At this time, it is not clear whether the AcMNPV protein Ac92, which binds to human P53 (44
), plays any role in regulating the function of SfP53 during AcMNPV infection. Although Ac92 was shown to enhance apoptosis stimulated by overexpression of human P53, this was done using a protein overexpression approach, the results of which can be difficult to interpret. Infection with AcMNPV stabilizes P53, as does infection with simian virus 40 (SV40). Interestingly, interaction with SV40 large T antigen stabilizes P53 but inhibits P53 function (2
). Although we have observed that Ac92 interacts with SfP53 (unpublished results), the question of whether Ac92 regulates SfP53 function needs to be further investigated.
Our results indicate that the increased abundance of SfP53 that is observed after triggering of the DNA damage response in Sf9 cells is not due to increased Sfp53
transcript levels. Instead, the accumulation of SfP53 is likely due to increased protein stability, as it is in mammalian cells, although this remains to be directly demonstrated. Although DmP53 has been reported to not increase in abundance following irradiation of embryos (6
), an E2 ubiquitin-conjugating enzyme, dRad6, has been reported to affect the stability of DmP53 in Drosophila
cell lines (8
). The difference between our results and those reported in Drosophila
may be due to using embryos versus established cell lines or to a species-specific difference.

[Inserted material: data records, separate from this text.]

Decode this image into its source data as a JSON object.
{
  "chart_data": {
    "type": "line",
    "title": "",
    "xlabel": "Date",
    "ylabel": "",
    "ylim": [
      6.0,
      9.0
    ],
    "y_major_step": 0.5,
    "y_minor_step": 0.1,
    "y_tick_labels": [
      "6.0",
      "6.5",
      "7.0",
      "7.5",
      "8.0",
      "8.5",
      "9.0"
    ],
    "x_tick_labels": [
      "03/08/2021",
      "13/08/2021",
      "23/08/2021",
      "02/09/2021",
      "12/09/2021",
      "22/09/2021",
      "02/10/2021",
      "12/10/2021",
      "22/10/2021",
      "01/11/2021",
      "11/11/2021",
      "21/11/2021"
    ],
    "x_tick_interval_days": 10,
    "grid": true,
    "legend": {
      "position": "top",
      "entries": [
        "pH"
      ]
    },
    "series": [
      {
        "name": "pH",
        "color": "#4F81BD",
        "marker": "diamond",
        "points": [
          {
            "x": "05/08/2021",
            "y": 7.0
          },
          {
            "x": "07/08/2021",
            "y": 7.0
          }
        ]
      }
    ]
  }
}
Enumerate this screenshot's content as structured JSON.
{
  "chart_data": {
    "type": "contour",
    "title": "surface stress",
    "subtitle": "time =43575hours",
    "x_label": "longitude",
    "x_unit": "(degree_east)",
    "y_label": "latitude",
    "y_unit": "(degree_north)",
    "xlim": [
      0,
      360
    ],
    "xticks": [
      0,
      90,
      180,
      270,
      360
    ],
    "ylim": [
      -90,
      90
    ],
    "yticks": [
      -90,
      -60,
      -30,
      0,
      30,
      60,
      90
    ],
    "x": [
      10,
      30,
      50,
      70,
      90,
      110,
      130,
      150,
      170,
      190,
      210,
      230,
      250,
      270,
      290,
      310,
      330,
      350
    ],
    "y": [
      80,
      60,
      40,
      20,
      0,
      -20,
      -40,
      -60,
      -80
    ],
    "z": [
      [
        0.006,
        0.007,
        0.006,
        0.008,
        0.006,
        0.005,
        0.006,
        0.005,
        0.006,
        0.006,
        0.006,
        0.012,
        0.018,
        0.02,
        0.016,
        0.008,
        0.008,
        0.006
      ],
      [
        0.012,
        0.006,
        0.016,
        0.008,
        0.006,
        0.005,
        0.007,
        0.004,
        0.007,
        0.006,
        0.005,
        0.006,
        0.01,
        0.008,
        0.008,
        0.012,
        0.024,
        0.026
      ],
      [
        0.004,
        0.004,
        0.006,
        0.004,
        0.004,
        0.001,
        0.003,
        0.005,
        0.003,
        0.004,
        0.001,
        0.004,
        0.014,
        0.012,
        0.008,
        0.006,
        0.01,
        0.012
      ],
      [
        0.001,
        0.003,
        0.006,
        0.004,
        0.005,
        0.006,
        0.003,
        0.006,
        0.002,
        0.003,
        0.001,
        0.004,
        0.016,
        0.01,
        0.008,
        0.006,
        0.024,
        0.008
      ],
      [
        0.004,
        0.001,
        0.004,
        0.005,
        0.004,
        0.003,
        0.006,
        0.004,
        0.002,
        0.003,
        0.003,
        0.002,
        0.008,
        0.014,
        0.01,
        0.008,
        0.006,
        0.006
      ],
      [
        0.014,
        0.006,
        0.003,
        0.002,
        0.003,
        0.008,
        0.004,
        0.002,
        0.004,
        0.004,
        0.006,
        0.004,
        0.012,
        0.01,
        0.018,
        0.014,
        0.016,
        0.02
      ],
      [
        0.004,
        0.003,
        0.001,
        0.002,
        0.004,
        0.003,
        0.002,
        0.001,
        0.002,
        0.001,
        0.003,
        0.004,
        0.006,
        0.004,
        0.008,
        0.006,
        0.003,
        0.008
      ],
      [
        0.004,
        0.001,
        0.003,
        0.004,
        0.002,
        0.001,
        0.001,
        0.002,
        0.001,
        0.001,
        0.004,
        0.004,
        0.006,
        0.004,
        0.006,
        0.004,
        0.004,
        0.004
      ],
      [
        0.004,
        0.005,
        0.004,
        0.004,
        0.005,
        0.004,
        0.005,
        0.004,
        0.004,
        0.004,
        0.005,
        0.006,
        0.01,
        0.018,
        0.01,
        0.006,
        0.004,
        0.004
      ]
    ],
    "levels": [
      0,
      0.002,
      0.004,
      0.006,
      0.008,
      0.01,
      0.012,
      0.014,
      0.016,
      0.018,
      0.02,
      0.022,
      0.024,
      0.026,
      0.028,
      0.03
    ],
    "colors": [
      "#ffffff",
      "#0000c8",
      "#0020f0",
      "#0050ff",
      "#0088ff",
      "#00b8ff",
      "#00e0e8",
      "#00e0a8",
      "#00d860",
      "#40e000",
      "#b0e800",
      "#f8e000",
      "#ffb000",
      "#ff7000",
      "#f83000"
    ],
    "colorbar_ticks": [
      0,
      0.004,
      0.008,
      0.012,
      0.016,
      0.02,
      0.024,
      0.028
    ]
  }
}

In conclusion, we have shown that AcMNPV replication stimulates DNA damage response signaling in Sf9 cells, as demonstrated by overaccumulation of SfP53, H2AX phosphorylation, and the ability of inhibitors of ATM and ATR to affect these processes. In turn, optimal replication of AcMNPV depends on yet-to-be-determined factors stimulated by the DNA damage response. Although induction of apoptosis by AcMNPV depends on viral DNA replication, the downstream effector SfP53 is not required for AcMNPV-induced apoptosis in Sf9 cells. Further investigation will continue to unravel the role of the DNA damage response in AcMNPV replication and viral stimulation of apoptosis.